The bottom line is you can turn unstructured website content into clean, usable data formats without writing any scraping code.

1. Subscribe to this MCP and provide your Import.io API Key.
2. Tell your agent what you want: whether it's running a targeted extractor, starting a massive crawl, or using the Magic API.
3. Your agent will manage the job, track its progress (like pages processed), and then retrieve the final data in JSON or CSV format.

## Frequently Asked Questions

**How does Import.io Web Data MCP handle websites that change often?**
The system uses predefined extractors for stable data points, but if a site layout changes completely, you can use the Magic API to try and pull general structured tables automatically.

**Can I run Import.io Web Data MCP on private sites?**
No.
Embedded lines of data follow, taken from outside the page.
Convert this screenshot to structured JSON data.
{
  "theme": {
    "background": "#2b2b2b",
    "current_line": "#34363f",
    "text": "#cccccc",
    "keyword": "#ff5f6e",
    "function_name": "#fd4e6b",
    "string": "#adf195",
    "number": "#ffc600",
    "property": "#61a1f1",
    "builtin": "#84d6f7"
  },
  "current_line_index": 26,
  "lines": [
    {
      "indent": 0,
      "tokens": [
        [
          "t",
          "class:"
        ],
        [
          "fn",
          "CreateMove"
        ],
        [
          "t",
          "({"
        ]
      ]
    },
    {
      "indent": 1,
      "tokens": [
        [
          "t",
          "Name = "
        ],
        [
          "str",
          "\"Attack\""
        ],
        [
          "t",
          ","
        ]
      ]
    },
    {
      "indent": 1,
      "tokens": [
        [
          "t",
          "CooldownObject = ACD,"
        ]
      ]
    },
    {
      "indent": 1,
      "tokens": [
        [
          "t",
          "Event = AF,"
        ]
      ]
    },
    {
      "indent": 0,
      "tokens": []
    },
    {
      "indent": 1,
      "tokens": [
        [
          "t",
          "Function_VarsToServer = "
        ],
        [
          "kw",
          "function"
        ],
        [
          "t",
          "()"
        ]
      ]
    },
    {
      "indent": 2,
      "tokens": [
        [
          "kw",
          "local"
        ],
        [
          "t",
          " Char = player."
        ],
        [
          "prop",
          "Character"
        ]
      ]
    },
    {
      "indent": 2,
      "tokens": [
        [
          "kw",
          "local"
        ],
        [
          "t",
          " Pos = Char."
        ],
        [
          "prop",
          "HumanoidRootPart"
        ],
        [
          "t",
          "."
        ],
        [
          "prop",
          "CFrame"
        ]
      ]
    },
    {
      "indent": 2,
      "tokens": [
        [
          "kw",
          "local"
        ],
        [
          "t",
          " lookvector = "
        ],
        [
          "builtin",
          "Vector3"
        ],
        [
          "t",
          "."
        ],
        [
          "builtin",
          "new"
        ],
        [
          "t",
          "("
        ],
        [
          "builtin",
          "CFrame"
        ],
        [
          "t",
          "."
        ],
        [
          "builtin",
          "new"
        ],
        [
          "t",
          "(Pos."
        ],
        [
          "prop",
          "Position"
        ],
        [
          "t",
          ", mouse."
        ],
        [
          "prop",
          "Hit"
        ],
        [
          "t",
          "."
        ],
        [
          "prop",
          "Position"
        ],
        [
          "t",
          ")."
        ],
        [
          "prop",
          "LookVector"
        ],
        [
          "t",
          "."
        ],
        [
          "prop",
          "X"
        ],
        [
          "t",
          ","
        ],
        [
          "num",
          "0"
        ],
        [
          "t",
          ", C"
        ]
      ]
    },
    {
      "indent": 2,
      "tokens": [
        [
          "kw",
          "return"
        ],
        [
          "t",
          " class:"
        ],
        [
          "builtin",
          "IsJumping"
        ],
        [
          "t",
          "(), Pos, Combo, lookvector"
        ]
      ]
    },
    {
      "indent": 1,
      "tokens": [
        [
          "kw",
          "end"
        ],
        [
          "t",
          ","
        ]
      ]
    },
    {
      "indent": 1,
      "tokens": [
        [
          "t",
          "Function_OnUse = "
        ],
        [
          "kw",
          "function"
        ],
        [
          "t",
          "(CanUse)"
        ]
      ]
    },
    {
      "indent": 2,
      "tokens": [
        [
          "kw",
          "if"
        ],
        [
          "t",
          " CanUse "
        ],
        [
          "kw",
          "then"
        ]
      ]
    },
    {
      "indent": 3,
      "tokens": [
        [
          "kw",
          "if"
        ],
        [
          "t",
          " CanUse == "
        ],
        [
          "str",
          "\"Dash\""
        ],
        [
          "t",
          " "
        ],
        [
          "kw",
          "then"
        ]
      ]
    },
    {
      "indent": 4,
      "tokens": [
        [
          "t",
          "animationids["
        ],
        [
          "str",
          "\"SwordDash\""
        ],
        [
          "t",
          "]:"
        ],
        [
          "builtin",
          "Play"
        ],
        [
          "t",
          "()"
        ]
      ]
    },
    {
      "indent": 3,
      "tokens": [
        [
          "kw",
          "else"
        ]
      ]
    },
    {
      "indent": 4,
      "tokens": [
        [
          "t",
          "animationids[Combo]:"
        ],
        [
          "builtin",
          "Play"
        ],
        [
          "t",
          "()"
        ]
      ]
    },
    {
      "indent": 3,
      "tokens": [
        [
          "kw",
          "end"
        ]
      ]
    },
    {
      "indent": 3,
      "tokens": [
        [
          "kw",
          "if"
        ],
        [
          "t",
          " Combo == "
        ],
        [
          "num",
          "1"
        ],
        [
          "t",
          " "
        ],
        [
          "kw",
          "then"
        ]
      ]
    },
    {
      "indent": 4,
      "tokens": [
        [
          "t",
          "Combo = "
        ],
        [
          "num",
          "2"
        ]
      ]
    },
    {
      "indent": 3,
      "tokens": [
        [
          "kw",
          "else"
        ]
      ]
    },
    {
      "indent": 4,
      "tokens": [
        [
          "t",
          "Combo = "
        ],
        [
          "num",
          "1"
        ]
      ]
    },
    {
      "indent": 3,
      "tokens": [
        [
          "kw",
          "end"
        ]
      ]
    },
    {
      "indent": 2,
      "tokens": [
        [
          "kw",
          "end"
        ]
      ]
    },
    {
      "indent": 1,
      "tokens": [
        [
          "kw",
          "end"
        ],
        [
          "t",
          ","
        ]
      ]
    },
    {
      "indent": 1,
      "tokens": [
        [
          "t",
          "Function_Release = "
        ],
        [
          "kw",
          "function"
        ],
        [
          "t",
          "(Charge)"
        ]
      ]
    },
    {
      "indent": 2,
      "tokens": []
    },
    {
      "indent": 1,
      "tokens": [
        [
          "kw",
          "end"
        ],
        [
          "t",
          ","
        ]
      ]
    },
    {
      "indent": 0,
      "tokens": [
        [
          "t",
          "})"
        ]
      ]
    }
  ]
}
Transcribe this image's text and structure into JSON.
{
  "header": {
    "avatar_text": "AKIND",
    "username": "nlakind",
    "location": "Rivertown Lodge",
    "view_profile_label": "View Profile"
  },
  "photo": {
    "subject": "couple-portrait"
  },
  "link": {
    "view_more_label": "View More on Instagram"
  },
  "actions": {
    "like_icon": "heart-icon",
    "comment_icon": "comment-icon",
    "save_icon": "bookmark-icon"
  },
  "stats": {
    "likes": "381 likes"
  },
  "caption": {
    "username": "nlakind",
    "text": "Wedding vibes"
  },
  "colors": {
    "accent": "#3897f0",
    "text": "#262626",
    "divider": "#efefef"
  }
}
This MCP is designed for public web data extraction using standard scraping methods. It cannot access protected or login-required content.

**What's the difference between `run_extractor` and `start_crawl`?**
`run_extractor` targets a single, specific page with known data points. `start_crawl` is for bulk jobs across multiple pages or sections of a large website.

**What information does the account_usage tool provide?**
It tells you exactly how many API credits you've consumed this billing cycle and what your remaining credit balance is, helping manage your budget.